Liv asked me to go with her to Kettle’s Yard. She held my arm, but loosely, squeezing it gently. I said okay.
We went into a gallery full of life-sized photographs of empty walls where famous works of now-stolen art had once been displayed. It was more stunt than art, but effectively mournful. We sat on the floor with our knees tucked up and our backs against the wall. “I’m really sorry,” she said.
“That’s okay. This has been awful for everyone.”
“Do you think he’s dead?”
I just shook my head because I no longer had it in me to say a confident no.
“Why did you call me ungrateful?” I asked.
She sighed. “Because you didn’t want him. He offered you something good, and you didn’t take it.”
I understood her jealousy, but I didn’t have to explain myself to anyone. She could tell I was bristling.
“Okay, I know,” she soothed. “I’m not saying that I have a right to feel that way, just that I do. Okay? I’m just explaining.”
“I know you liked him.”
“Yeah.” And she smiled, like I didn’t really know, not everything.
“What?” I asked.
“I was out with Gina that afternoon. You know Gina?” I shook my head no. But it didn’t matter. “She’d given me a cute sweater she didn’t want anymore, and a pair of earrings. I felt really pretty. I ran into him later. He seemed kind of down. I tried to cheer him up, you know, I was being silly. I pulled him into this staircase party. It was just what he needed. And we ended up dancing a little, I mean it was too crowded to really dance, but there was music and we were standing near each other. I pretty much threw myself at him. Then the porter broke the party up and we went into my room and went at it.”
“Oh,” I said. My mouth was dry. This was agony. This recitation was a form of revenge.
“We didn’t do it all, okay? It was a kind of President Clinton thing.” She smirked, but her hands were shaking. “I’m a virgin, okay? And I’d never done that before either. And I knew he was yours, but I wanted to try.”
“He wasn’t mine,” I said. She said “yours” like this was borrowing a shirt and getting a stain on it. She said “yours” like when she had taken ten pounds from my bag without asking.

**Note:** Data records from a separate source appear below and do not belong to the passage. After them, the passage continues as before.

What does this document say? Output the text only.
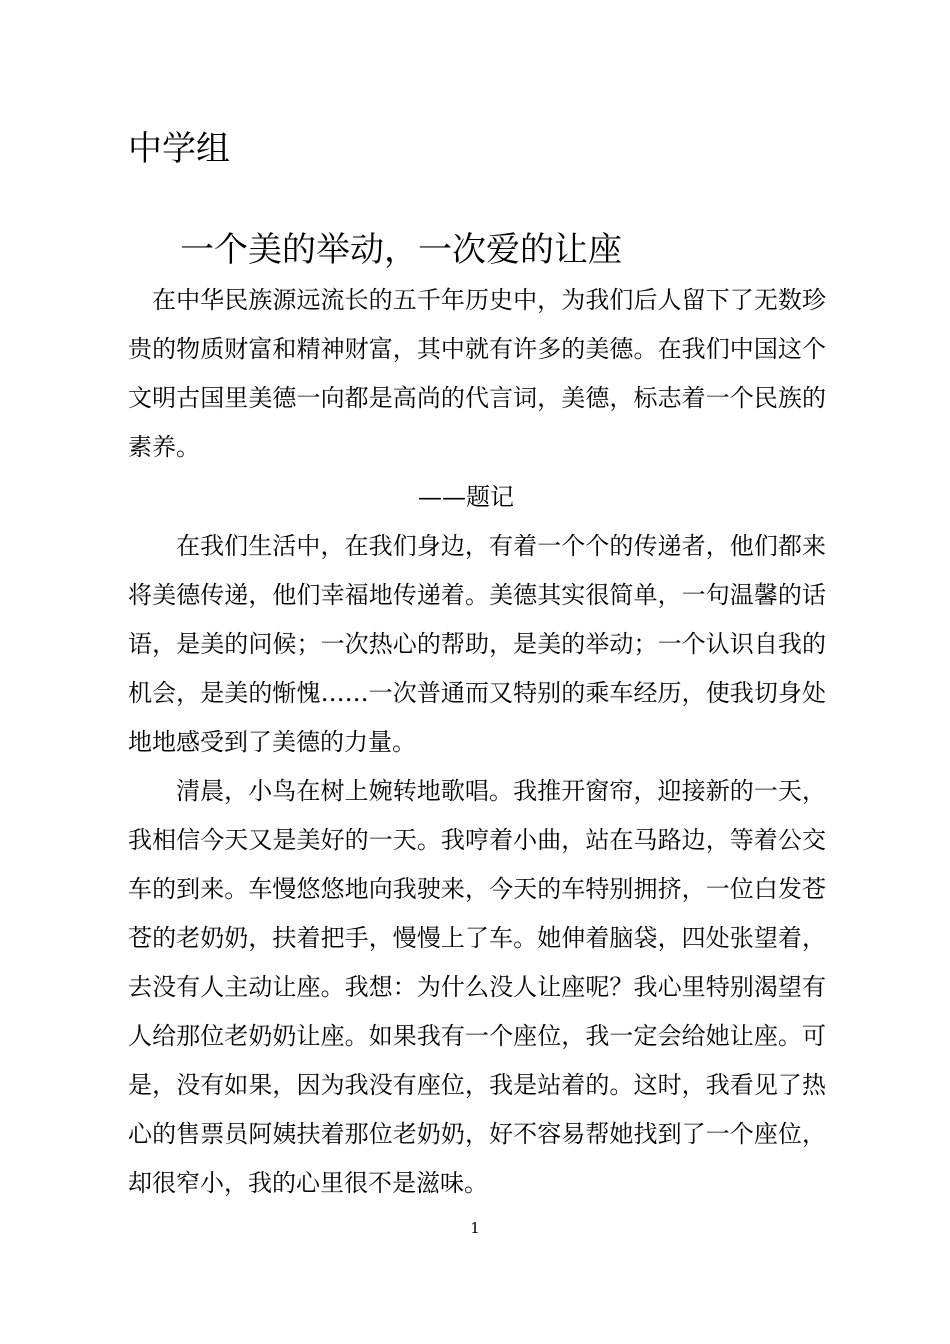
中学组
一个美的举动，一次爱的让座

在中华民族源远流长的五千年历史中，为我们后人留下了无数珍贵的物质财富和精神财富，其中就有许多的美德。在我们中国这个文明古国里美德一向都是高尚的代言词，美德，标志着一个民族的素养。

——题记

在我们生活中，在我们身边，有着一个个的传递者，他们都来将美德传递，他们幸福地传递着。美德其实很简单，一句温馨的话语，是美的问候；一次热心的帮助，是美的举动；一个认识自我的机会，是美的惭愧……一次普通而又特别的乘车经历，使我切身处地地感受到了美德的力量。

清晨，小鸟在树上婉转地歌唱。我推开窗帘，迎接新的一天，我相信今天又是美好的一天。我哼着小曲，站在马路边，等着公交车的到来。车慢悠悠地向我驶来，今天的车特别拥挤，一位白发苍苍的老奶奶，扶着把手，慢慢上了车。她伸着脑袋，四处张望着，去没有人主动让座。我想：为什么没人让座呢？我心里特别渴望有人给那位老奶奶让座。如果我有一个座位，我一定会给她让座。可是，没有如果，因为我没有座位，我是站着的。这时，我看见了热心的售票员阿姨扶着那位老奶奶，好不容易帮她找到了一个座位，却很窄小，我的心里很不是滋味。

1
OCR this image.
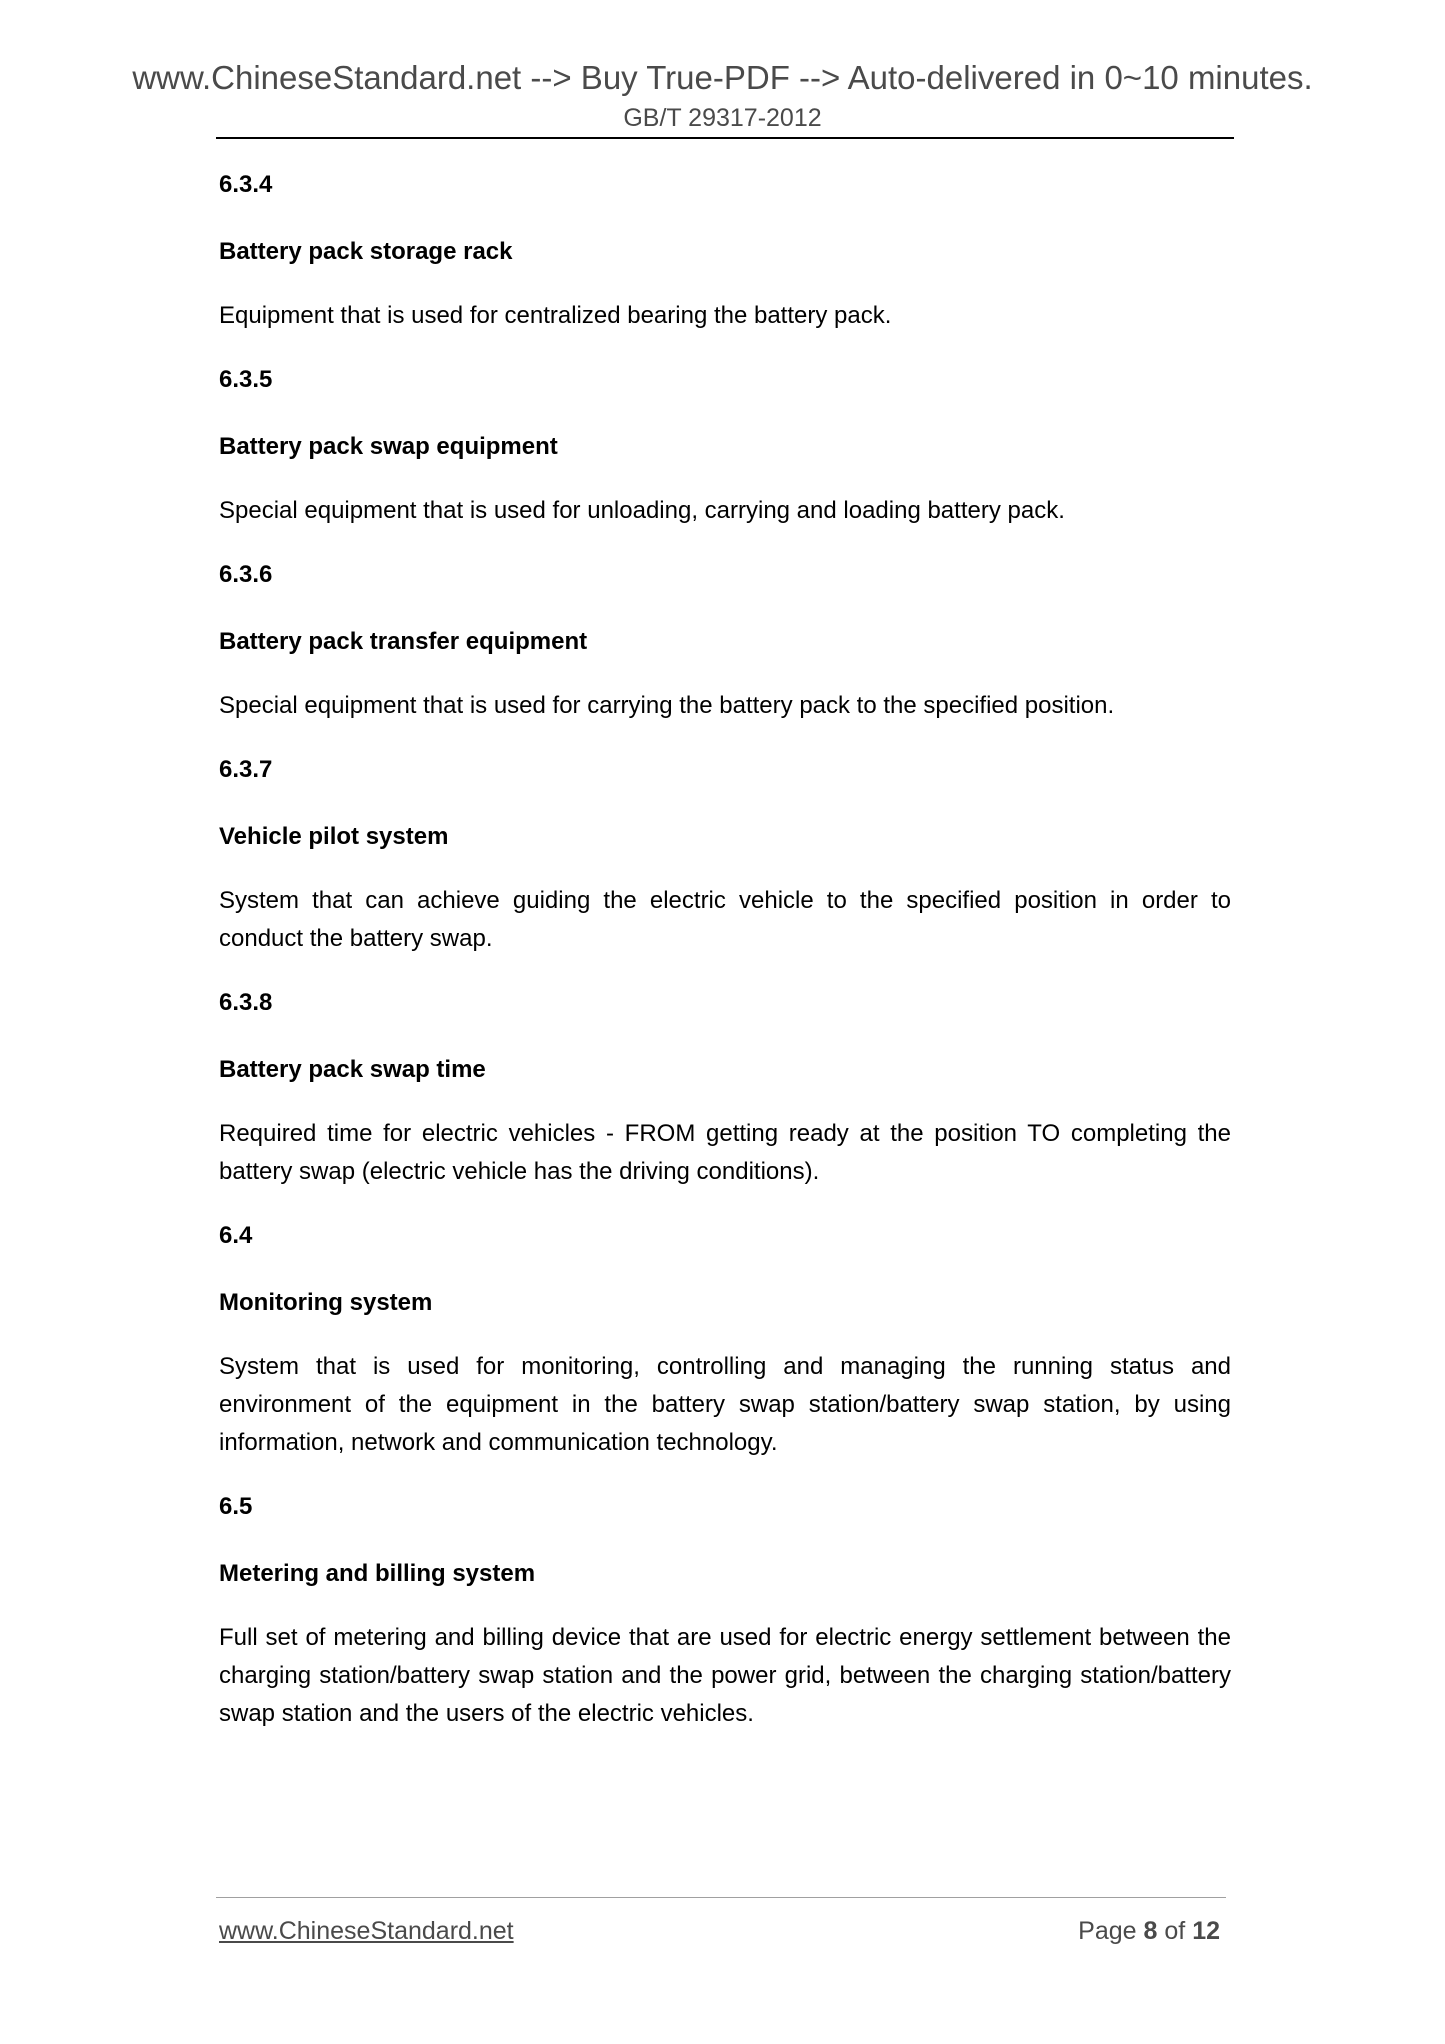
www.ChineseStandard.net --> Buy True-PDF --> Auto-delivered in 0~10 minutes.
GB/T 29317-2012

6.3.4

Battery pack storage rack

Equipment that is used for centralized bearing the battery pack.

6.3.5

Battery pack swap equipment

Special equipment that is used for unloading, carrying and loading battery pack.

6.3.6

Battery pack transfer equipment

Special equipment that is used for carrying the battery pack to the specified position.

6.3.7

Vehicle pilot system

System that can achieve guiding the electric vehicle to the specified position in order to conduct the battery swap.

6.3.8

Battery pack swap time

Required time for electric vehicles - FROM getting ready at the position TO completing the battery swap (electric vehicle has the driving conditions).

6.4

Monitoring system

System that is used for monitoring, controlling and managing the running status and environment of the equipment in the battery swap station/battery swap station, by using information, network and communication technology.

6.5

Metering and billing system

Full set of metering and billing device that are used for electric energy settlement between the charging station/battery swap station and the power grid, between the charging station/battery swap station and the users of the electric vehicles.

www.ChineseStandard.net	Page 8 of 12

“Whatever,” she said. “When everyone else said that you were the girlfriend, what was I supposed to say? That I was, really? Because I didn’t know that. I was waiting to find that out. I knew that what we’d done wasn’t a sure thing, it wasn’t a ‘progression’ in our ‘relationship.’ It was a thing that maybe would make him see me that way, or maybe it wouldn’t. I was waiting to see what it was to him.”
She wiped her face on her sleeve and went on. “I knew I was second choice, okay?” she blurted. “But it wasn’t until yesterday that I found out from the freaking newspaper what had really happened that day. I thought he’d gone upstairs with me because I’m maybe more exciting than you are, or prettier, or more enthusiastic, or more obviously into him.” She took a deep breath, glanced at me to see how I was reacting. “He only let me do it because that was the day you got him all high like a kite but then wouldn’t get him off. I was just … finishing the job. But he wasn’t hard for me, you know?”